Does the US offer a lesson in patriotism and a model for change on Australia Day?
American patriotism is markedly more overt than in Australia. We could learn from the nation’s approach to Juneteenth.
Driving around New Hampshire this week I was struck by how often American flags fluttered outside houses and businesses, and adorned the walls of pubs and restaurants in the scattered towns that dot the tiny “granite” state, something rarely seen back home.
Perhaps Australian patriotism is more covert, but I doubt it. The tired self-loathing debate about Australia Day, year after year, has worn down pride in Australia’s transformation from penal colony to among the richest and most cohesive nations in the world, especially among younger generations who focus obsessively on the dark chapters in our history – which blight all nations, albeit ours far less than most.
America’s national day, July 4, also ushered in regrettable acts, slavery and dispossession of the Native Americans, but in the US no one seriously suggests changing the date.
Americans proudly unite around their national day in a way Australians do not. It’s hard to imagine big US companies deriding Independence Day by withdrawing celebratory paraphernalia for sale, or offering staff the option of an alternative day to celebrate, as Australian companies have shamefully done.
The US has recently offered a simple solution to the understandable angst some feel about national days, African-Americans in the US, and Aborigines and Torres Strait Islanders in Australia for instance. Why not introduce another public holiday as Americans have done – Juneteenth, June 19, which is now a federal public holiday commemorating the end of slavery in the US.
Joe Biden, to his credit, established the day as a holiday in June 2021, to remember the appalling treatment of black Americans and their achievements under the shadow of adversity. It marks the day in 1865 when Union general Gordon Granger arrived in Galveston, Texas and told enslaved African-Americans of their freedom and the end of the Civil War.
“By making Juneteenth a federal holiday, all Americans can feel the power of this day, and learn from our history, and celebrate progress, and grapple with the distance we’ve come but the distance we have to travel,” the President said in a speech at the time.
Why doesn’t Australia establish another public holiday to celebrate our Indigenous people? Exactly the same arguments apply. It’s such an obvious solution it’s astonishing it hasn’t already been enacted. A special national day to mark their ill-treatment, before and after Federation, and celebration of their subsequent achievements would undermine the argument Australia Day should be lamented as Invasion Day.
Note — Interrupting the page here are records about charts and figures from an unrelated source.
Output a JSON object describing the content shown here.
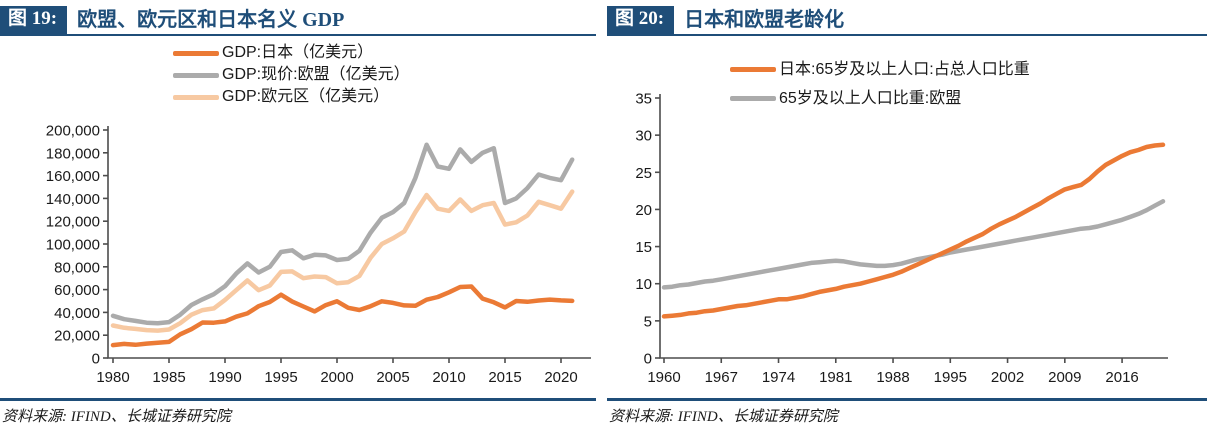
{
  "panels": [
    {
      "fig_label": "图 19:",
      "title": "欧盟、欧元区和日本名义 GDP",
      "source": "资料来源: IFIND、长城证券研究院"
    },
    {
      "fig_label": "图 20:",
      "title": "日本和欧盟老龄化",
      "source": "资料来源: IFIND、长城证券研究院"
    }
  ],
  "colors": {
    "navy": "#1F4E79",
    "orange": "#EB7A35",
    "gray": "#ABABAB",
    "peach": "#F7C9A2",
    "axis": "#4d4d4d"
  },
  "chart_data": [
    {
      "type": "line",
      "title": "欧盟、欧元区和日本名义 GDP",
      "xlabel": "",
      "ylabel": "",
      "ylim": [
        0,
        200000
      ],
      "ytick_step": 20000,
      "xticks": [
        1980,
        1985,
        1990,
        1995,
        2000,
        2005,
        2010,
        2015,
        2020
      ],
      "grid": false,
      "legend_position": "top",
      "x_years": [
        1980,
        1981,
        1982,
        1983,
        1984,
        1985,
        1986,
        1987,
        1988,
        1989,
        1990,
        1991,
        1992,
        1993,
        1994,
        1995,
        1996,
        1997,
        1998,
        1999,
        2000,
        2001,
        2002,
        2003,
        2004,
        2005,
        2006,
        2007,
        2008,
        2009,
        2010,
        2011,
        2012,
        2013,
        2014,
        2015,
        2016,
        2017,
        2018,
        2019,
        2020,
        2021
      ],
      "series": [
        {
          "name": "GDP:日本（亿美元）",
          "color": "#EB7A35",
          "values": [
            11300,
            12400,
            11600,
            12600,
            13300,
            14100,
            20800,
            25300,
            31100,
            31000,
            32100,
            36200,
            39100,
            45400,
            49100,
            55500,
            49500,
            45200,
            40900,
            46400,
            49700,
            44000,
            42100,
            45400,
            49700,
            48300,
            46100,
            45800,
            51100,
            53500,
            57600,
            62300,
            62700,
            52100,
            48900,
            44400,
            50000,
            49300,
            50400,
            51200,
            50500,
            50100
          ]
        },
        {
          "name": "GDP:现价:欧盟（亿美元）",
          "color": "#ABABAB",
          "values": [
            37000,
            34000,
            32500,
            31000,
            30500,
            31500,
            38000,
            46500,
            51500,
            56000,
            63000,
            74000,
            83000,
            75000,
            80000,
            93000,
            94500,
            87500,
            90500,
            90000,
            86000,
            87000,
            94000,
            110000,
            123000,
            128000,
            136000,
            158000,
            187000,
            168000,
            166000,
            183000,
            172000,
            180000,
            184000,
            136000,
            140000,
            149000,
            161000,
            158000,
            156000,
            174000
          ]
        },
        {
          "name": "GDP:欧元区（亿美元）",
          "color": "#F7C9A2",
          "values": [
            28500,
            26500,
            25500,
            24500,
            24000,
            25000,
            30500,
            38000,
            42000,
            43500,
            51000,
            59500,
            68000,
            59500,
            63500,
            75500,
            76000,
            70000,
            71500,
            71000,
            65500,
            66500,
            72000,
            88000,
            100000,
            105000,
            111000,
            128000,
            143000,
            131000,
            129000,
            139000,
            129000,
            134000,
            136000,
            117000,
            119000,
            125000,
            137000,
            134000,
            131000,
            146000
          ]
        }
      ]
    },
    {
      "type": "line",
      "title": "日本和欧盟老龄化",
      "xlabel": "",
      "ylabel": "",
      "ylim": [
        0,
        35
      ],
      "ytick_step": 5,
      "xticks": [
        1960,
        1967,
        1974,
        1981,
        1988,
        1995,
        2002,
        2009,
        2016
      ],
      "grid": false,
      "legend_position": "top",
      "x_years": [
        1960,
        1961,
        1962,
        1963,
        1964,
        1965,
        1966,
        1967,
        1968,
        1969,
        1970,
        1971,
        1972,
        1973,
        1974,
        1975,
        1976,
        1977,
        1978,
        1979,
        1980,
        1981,
        1982,
        1983,
        1984,
        1985,
        1986,
        1987,
        1988,
        1989,
        1990,
        1991,
        1992,
        1993,
        1994,
        1995,
        1996,
        1997,
        1998,
        1999,
        2000,
        2001,
        2002,
        2003,
        2004,
        2005,
        2006,
        2007,
        2008,
        2009,
        2010,
        2011,
        2012,
        2013,
        2014,
        2015,
        2016,
        2017,
        2018,
        2019,
        2020,
        2021
      ],
      "series": [
        {
          "name": "日本:65岁及以上人口:占总人口比重",
          "color": "#EB7A35",
          "values": [
            5.6,
            5.7,
            5.8,
            6.0,
            6.1,
            6.3,
            6.4,
            6.6,
            6.8,
            7.0,
            7.1,
            7.3,
            7.5,
            7.7,
            7.9,
            7.9,
            8.1,
            8.3,
            8.6,
            8.9,
            9.1,
            9.3,
            9.6,
            9.8,
            10.0,
            10.3,
            10.6,
            10.9,
            11.2,
            11.6,
            12.1,
            12.6,
            13.1,
            13.6,
            14.1,
            14.6,
            15.1,
            15.7,
            16.2,
            16.7,
            17.4,
            18.0,
            18.5,
            19.0,
            19.6,
            20.2,
            20.8,
            21.5,
            22.1,
            22.7,
            23.0,
            23.3,
            24.1,
            25.1,
            26.0,
            26.6,
            27.2,
            27.7,
            28.0,
            28.4,
            28.6,
            28.7
          ]
        },
        {
          "name": "65岁及以上人口比重:欧盟",
          "color": "#ABABAB",
          "values": [
            9.5,
            9.6,
            9.8,
            9.9,
            10.1,
            10.3,
            10.4,
            10.6,
            10.8,
            11.0,
            11.2,
            11.4,
            11.6,
            11.8,
            12.0,
            12.2,
            12.4,
            12.6,
            12.8,
            12.9,
            13.0,
            13.1,
            13.0,
            12.8,
            12.6,
            12.5,
            12.4,
            12.4,
            12.5,
            12.7,
            13.0,
            13.3,
            13.5,
            13.7,
            13.9,
            14.2,
            14.4,
            14.6,
            14.8,
            15.0,
            15.2,
            15.4,
            15.6,
            15.8,
            16.0,
            16.2,
            16.4,
            16.6,
            16.8,
            17.0,
            17.2,
            17.4,
            17.5,
            17.7,
            18.0,
            18.3,
            18.6,
            19.0,
            19.4,
            19.9,
            20.5,
            21.1
          ]
        }
      ]
    }
  ]
}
Schools could schedule events and curriculums around it.
The government should establish a panel of historians to work out what the best date might be – perhaps May 27, 1967, when Australians overwhelmingly voted to include Aborigines in the census.
Establishment of such a day soon would go some way to address the hurt some Aboriginal people feel in the wake of the unnecessary and divisive voice poll.
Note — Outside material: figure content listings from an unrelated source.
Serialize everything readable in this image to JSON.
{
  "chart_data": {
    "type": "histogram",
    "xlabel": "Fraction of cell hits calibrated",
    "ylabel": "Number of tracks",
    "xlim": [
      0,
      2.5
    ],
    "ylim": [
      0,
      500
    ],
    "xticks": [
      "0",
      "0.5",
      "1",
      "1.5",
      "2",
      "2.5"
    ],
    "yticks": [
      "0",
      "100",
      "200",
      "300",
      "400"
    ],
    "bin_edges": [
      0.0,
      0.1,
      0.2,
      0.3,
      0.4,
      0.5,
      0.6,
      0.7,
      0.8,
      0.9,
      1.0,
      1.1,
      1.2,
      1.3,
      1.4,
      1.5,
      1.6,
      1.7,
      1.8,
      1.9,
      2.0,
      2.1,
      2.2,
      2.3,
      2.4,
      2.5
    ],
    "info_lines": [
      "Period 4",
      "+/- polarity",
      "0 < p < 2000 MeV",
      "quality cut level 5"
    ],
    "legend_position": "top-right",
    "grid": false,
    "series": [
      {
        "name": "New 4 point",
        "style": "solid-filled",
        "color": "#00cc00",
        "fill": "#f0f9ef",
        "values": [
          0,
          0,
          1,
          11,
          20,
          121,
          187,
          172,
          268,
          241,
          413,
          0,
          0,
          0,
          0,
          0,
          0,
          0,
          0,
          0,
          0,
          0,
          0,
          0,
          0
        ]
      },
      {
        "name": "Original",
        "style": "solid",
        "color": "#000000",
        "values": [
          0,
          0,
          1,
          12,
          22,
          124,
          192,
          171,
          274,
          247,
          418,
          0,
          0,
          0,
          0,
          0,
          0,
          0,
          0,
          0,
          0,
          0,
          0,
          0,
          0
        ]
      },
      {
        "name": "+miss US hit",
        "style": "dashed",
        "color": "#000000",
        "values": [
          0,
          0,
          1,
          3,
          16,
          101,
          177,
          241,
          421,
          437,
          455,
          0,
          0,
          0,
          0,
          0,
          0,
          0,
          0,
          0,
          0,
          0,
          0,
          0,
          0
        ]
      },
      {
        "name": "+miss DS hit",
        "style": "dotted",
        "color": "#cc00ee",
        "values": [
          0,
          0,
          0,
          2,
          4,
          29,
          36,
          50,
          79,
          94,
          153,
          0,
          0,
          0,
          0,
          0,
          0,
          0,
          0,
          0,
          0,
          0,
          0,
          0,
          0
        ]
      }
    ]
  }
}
Public holidays are popular, and the impact of an additional one on economic activity negligible. If Australia ever became a republic, that date could replace January 26 as our national day. But until then, it’s the best, least divisive, date we have to celebrate what was, undeniably, the start of a modern civilisation on our great continent.
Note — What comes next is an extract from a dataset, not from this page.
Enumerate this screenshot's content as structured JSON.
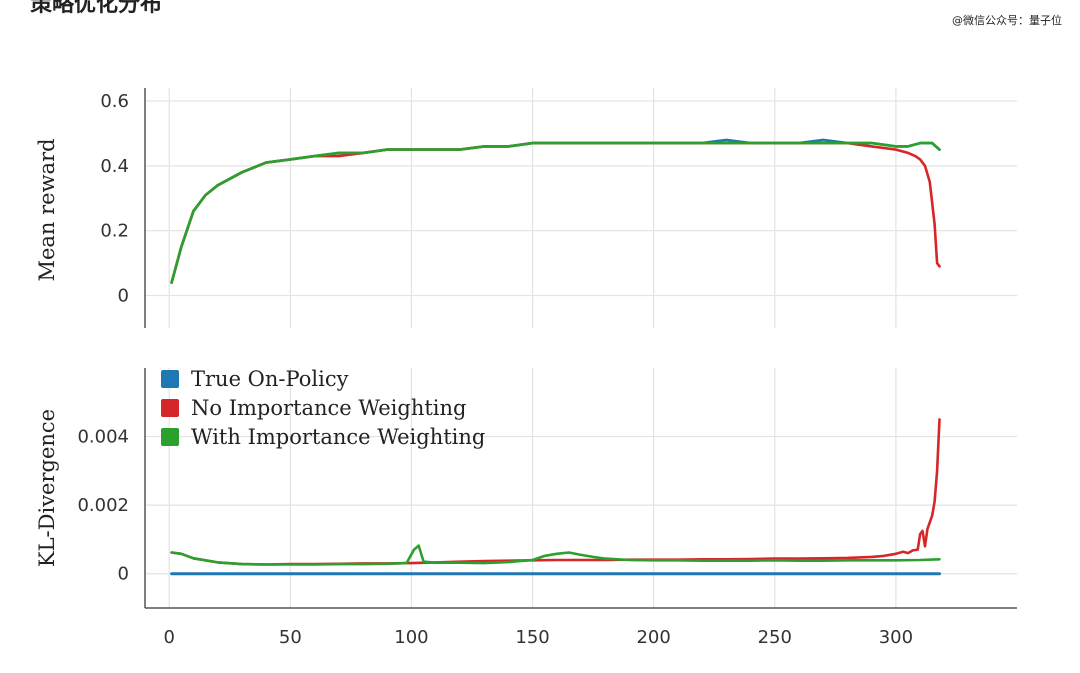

Making the date of federation the holiday on January 1 doesn’t work because it’s already a public holiday, not to mention obtaining permission from the British to have limited self-government lacks all the colour and daring of the First Fleet. In a world beset by ever rising tensions, patriotism is increasingly an important asset for any nation, ensuring a greater share of citizens would make sacrifices for the common good if so required. It’s in governments’ interest to foster pride in one’s nation; otherwise what is the point in being separate? Australia’s annual bout of self-loathing around Australia Day isn’t only embarrassing, it’s damaging to our prospects, economic and political.